HOUSING BUBBLE….I’ve written about the housing bubble a few times before, most recently a few days ago when I wondered what could be done about it without also crashing the entire economy in the process. In the latest issue of the Washington Monthly, Benjamin Wallace-Wells says the answer is: not much. We’re screwed no matter what:
Given the lateness of the hour, and the near-inevitability of the coming crash, there’s really only one thing left for concerned citizens to do. Start assigning blame.
Fortunately, the bad actors responsible for this manic inflation are pretty easy to recognize. They look remarkably like the ones who puffed up the tech bubble in the late 90s. In both cases, the unfettered optimism of the buying public was fueled by a brokerage industry almost wholly concerned with making a sale, independent analysts with an incentive to hype prices, and major accounting fraud.

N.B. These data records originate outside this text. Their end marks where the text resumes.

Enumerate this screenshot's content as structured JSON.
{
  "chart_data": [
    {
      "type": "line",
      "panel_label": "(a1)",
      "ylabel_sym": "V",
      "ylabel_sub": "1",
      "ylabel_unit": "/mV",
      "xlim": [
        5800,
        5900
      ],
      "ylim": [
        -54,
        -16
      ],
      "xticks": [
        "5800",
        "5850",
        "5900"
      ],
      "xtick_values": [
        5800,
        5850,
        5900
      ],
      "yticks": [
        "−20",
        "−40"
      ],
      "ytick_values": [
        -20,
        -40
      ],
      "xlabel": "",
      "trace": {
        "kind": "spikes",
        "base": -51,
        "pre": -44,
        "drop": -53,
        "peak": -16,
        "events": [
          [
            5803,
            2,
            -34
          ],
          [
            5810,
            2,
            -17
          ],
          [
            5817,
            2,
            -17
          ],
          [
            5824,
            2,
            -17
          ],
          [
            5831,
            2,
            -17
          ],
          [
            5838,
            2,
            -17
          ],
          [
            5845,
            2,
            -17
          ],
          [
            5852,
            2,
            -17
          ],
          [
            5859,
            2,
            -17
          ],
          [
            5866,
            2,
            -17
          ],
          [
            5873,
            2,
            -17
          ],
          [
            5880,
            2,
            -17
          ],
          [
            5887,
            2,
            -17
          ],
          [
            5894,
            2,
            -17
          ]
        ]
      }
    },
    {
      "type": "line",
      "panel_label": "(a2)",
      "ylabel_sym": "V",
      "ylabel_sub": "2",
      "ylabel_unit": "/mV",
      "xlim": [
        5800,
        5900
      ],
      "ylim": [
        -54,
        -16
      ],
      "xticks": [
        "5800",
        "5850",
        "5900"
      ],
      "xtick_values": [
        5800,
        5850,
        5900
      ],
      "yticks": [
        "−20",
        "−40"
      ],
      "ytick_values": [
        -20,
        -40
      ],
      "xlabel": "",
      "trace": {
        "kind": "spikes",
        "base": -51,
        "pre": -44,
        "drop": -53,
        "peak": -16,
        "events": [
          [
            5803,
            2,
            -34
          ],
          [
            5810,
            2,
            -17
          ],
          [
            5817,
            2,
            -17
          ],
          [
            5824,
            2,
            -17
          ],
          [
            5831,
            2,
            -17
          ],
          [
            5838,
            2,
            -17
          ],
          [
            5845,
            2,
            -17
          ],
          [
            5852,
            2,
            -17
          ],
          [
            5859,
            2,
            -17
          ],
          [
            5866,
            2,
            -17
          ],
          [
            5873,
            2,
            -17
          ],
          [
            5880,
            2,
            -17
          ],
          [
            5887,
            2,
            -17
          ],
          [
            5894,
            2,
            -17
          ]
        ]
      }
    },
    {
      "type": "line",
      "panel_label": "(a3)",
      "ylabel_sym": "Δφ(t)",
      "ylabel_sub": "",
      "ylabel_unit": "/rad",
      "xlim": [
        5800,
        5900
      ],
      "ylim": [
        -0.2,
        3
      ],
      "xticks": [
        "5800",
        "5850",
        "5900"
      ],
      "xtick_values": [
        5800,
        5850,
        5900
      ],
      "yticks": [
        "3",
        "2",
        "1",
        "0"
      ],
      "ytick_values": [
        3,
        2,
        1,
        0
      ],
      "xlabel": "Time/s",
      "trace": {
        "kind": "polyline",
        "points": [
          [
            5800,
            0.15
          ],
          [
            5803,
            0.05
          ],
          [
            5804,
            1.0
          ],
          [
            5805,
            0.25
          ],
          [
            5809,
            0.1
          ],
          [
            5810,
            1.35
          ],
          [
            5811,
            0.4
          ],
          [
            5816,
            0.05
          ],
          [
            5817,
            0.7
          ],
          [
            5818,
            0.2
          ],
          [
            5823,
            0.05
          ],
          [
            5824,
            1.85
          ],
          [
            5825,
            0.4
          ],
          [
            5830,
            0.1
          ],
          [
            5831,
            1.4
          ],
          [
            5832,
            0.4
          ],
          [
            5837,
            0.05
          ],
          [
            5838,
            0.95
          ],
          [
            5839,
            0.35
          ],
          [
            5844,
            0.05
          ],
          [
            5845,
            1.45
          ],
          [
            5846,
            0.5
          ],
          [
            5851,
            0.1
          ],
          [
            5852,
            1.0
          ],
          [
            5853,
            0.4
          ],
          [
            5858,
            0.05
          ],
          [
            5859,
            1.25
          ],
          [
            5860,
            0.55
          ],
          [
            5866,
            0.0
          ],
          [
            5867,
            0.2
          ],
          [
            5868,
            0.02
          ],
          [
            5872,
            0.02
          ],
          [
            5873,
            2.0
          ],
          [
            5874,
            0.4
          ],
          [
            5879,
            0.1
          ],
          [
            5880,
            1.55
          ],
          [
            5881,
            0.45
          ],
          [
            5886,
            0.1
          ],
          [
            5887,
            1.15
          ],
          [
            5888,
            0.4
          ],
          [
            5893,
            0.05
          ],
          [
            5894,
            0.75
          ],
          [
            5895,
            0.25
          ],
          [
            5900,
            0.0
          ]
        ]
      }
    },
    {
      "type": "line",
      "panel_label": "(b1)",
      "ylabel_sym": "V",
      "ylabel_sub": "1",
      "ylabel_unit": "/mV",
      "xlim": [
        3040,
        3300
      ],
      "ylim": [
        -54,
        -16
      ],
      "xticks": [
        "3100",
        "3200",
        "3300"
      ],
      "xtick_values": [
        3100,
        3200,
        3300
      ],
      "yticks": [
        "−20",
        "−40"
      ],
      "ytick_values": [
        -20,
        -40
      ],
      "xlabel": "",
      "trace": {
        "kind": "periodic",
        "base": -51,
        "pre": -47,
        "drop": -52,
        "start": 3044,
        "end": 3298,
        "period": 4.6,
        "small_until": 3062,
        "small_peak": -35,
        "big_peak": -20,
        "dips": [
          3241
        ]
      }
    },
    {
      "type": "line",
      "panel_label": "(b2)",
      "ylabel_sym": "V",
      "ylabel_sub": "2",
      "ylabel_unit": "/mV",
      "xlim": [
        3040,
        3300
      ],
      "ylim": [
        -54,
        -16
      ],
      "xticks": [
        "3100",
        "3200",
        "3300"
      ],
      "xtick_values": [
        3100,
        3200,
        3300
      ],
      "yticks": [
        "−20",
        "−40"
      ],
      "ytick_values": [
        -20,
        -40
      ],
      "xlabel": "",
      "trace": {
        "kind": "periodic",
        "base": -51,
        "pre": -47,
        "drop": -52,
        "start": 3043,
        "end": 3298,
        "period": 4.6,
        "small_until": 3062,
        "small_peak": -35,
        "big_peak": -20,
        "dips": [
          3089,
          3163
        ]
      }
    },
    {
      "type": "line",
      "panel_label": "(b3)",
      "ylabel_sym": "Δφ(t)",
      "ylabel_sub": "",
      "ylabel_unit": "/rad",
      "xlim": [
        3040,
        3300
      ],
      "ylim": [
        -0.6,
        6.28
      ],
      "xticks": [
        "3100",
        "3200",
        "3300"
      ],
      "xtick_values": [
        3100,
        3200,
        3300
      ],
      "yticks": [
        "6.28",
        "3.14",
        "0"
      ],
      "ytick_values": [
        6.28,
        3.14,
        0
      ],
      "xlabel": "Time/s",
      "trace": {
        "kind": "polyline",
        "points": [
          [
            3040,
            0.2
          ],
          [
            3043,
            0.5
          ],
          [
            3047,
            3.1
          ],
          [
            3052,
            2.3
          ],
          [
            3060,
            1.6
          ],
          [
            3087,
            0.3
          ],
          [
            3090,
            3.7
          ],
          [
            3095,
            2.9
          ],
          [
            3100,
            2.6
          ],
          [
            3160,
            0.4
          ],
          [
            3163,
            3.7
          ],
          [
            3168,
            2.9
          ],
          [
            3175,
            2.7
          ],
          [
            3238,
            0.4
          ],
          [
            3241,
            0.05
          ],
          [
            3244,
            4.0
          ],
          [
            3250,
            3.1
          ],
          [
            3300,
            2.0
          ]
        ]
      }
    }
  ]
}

Accounting fraud? Yep, although it goes beyond that, as Ben explains.
What’s really disturbing about the whole thing is that we’ve seen it all before. Aside from the fact that the industry turned out to be chockablock with crooks, one of the major systemic causes of the savings and loan debacle in the 80s was the fact that the S&L industry was deregulated but federal deposit insurance stayed in place. This removed a lot of the risk from making loans, which in turn caused S&Ls to approve huge numbers of loans that they shouldn’t have. After all, if the loan panned out, everyone made money; if it didn’t, the feds would cover it. Eventually, of course, it all came crashing down.
It looks like we’re singing the same song again, just in a different key. It’s funny how the home mortgage industry keeps making this mistake.